Justement, ce nu-jazz, ça consiste en quoi ? À l’écoute de la démo 2005, on s’aperçoit que le groove est une composante essentielle de la musique d’Outer Space Plastic. Les rythmes sont très actuels, où l’on retrouve cette influence drum’n’bass. Certaines ambiances sonnent aussi très electro. Cette modernité qui peut choquer les puristes (mais si les puristes existent, c’est pour être dérangés par la nouveauté) se trouve cependant contrebalancée par des éléments typiques du jazz, l’orchestration, l’improvisation ou encore des rythmes atypiques : « Dans les mesures composées ou asymétriques, comme du 7/4, la basse et la batterie doivent assurer à mort, pour que le sax ou la trompette puissent entrer dans le jeu au niveau des solos.
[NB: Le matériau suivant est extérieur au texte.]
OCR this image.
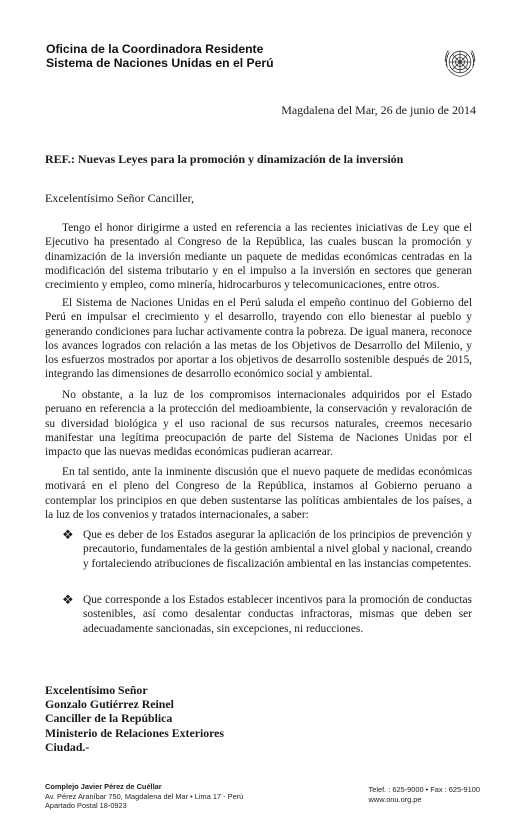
Oficina de la Coordinadora Residente
Sistema de Naciones Unidas en el Perú
Magdalena del Mar, 26 de junio de 2014
REF.: Nuevas Leyes para la promoción y dinamización de la inversión
Excelentísimo Señor Canciller,

Tengo el honor dirigirme a usted en referencia a las recientes iniciativas de Ley que el Ejecutivo ha presentado al Congreso de la República, las cuales buscan la promoción y dinamización de la inversión mediante un paquete de medidas económicas centradas en la modificación del sistema tributario y en el impulso a la inversión en sectores que generan crecimiento y empleo, como minería, hidrocarburos y telecomunicaciones, entre otros.

El Sistema de Naciones Unidas en el Perú saluda el empeño continuo del Gobierno del Perú en impulsar el crecimiento y el desarrollo, trayendo con ello bienestar al pueblo y generando condiciones para luchar activamente contra la pobreza. De igual manera, reconoce los avances logrados con relación a las metas de los Objetivos de Desarrollo del Milenio, y los esfuerzos mostrados por aportar a los objetivos de desarrollo sostenible después de 2015, integrando las dimensiones de desarrollo económico social y ambiental.

No obstante, a la luz de los compromisos internacionales adquiridos por el Estado peruano en referencia a la protección del medioambiente, la conservación y revaloración de su diversidad biológica y el uso racional de sus recursos naturales, creemos necesario manifestar una legítima preocupación de parte del Sistema de Naciones Unidas por el impacto que las nuevas medidas económicas pudieran acarrear.

En tal sentido, ante la inminente discusión que el nuevo paquete de medidas económicas motivará en el pleno del Congreso de la República, instamos al Gobierno peruano a contemplar los principios en que deben sustentarse las políticas ambientales de los países, a la luz de los convenios y tratados internacionales, a saber:

❖ Que es deber de los Estados asegurar la aplicación de los principios de prevención y precautorio, fundamentales de la gestión ambiental a nivel global y nacional, creando y fortaleciendo atribuciones de fiscalización ambiental en las instancias competentes.
❖ Que corresponde a los Estados establecer incentivos para la promoción de conductas sostenibles, así como desalentar conductas infractoras, mismas que deben ser adecuadamente sancionadas, sin excepciones, ni reducciones.
Excelentísimo Señor
Gonzalo Gutiérrez Reinel
Canciller de la República
Ministerio de Relaciones Exteriores
Ciudad.-
Complejo Javier Pérez de Cuéllar
Av. Pérez Araníbar 750, Magdalena del Mar • Lima 17 - Perú
Apartado Postal 18-0923
Telef. : 625-9000 • Fax : 625-9100
www.onu.org.pe
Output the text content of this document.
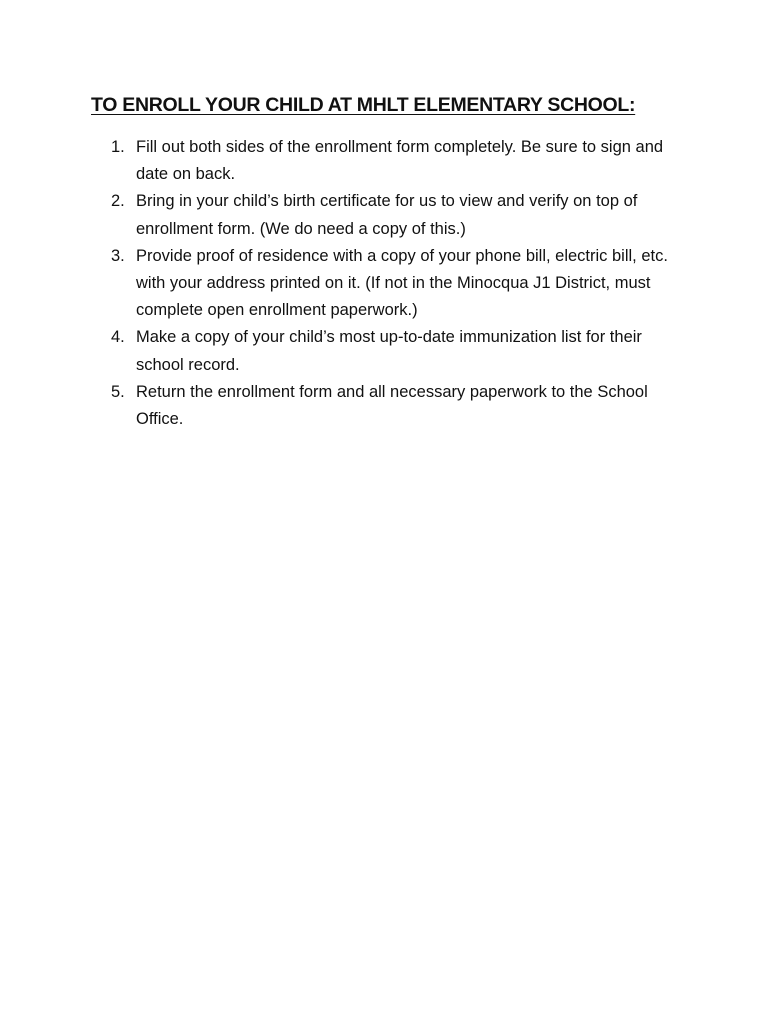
TO ENROLL YOUR CHILD AT MHLT ELEMENTARY SCHOOL:
1. Fill out both sides of the enrollment form completely. Be sure to sign and date on back.
2. Bring in your child’s birth certificate for us to view and verify on top of enrollment form. (We do need a copy of this.)
3. Provide proof of residence with a copy of your phone bill, electric bill, etc. with your address printed on it. (If not in the Minocqua J1 District, must complete open enrollment paperwork.)
4. Make a copy of your child’s most up-to-date immunization list for their school record.
5. Return the enrollment form and all necessary paperwork to the School Office.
Après, les souffleurs jouent in and out au niveau rythmique », explique Nicolas. Si sortir du 4/4 traditionnel peut paraître non naturel, cela fait toutefois partie du bagage de tout musicien de jazz qui se respecte, et les membres d’Outer Space Plastic ne faillissent pas à la règle. Ils s’en sortent d’ailleurs très bien, j’en veux pour preuve le fait que ces anomalies rythmiques passent comme une lettre à la poste.

Notre avis

Les musiciens d’Outer Space Plastic jouent bien et ensemble depuis longtemps, cela s’entend sur leur démo, même si le son de cette dernière peut paraître un peu plat (mais c’est une démo). Quant au nu-jazz, son côté moderne devrait convenir à tout amateur de live, tant le groove est présent. On ne peut s’empêcher en effet de taper du pied à l’écoute de ces quatre morceaux, composés pour moitié par Nicolas Gerber, le claviériste, l’autre moitié étant l’œuvre de Lionel Perrinjaquet, le saxophoniste. Les souffleurs ne sont pas en reste, et les harmonies de clavier ou de guitare annoncent la couleur. En l’occurrence, je me réjouis de descendre dans un caveau enfumé pour y écouter Outer Space Plastic, et ce ne sera certainement pas par hasard.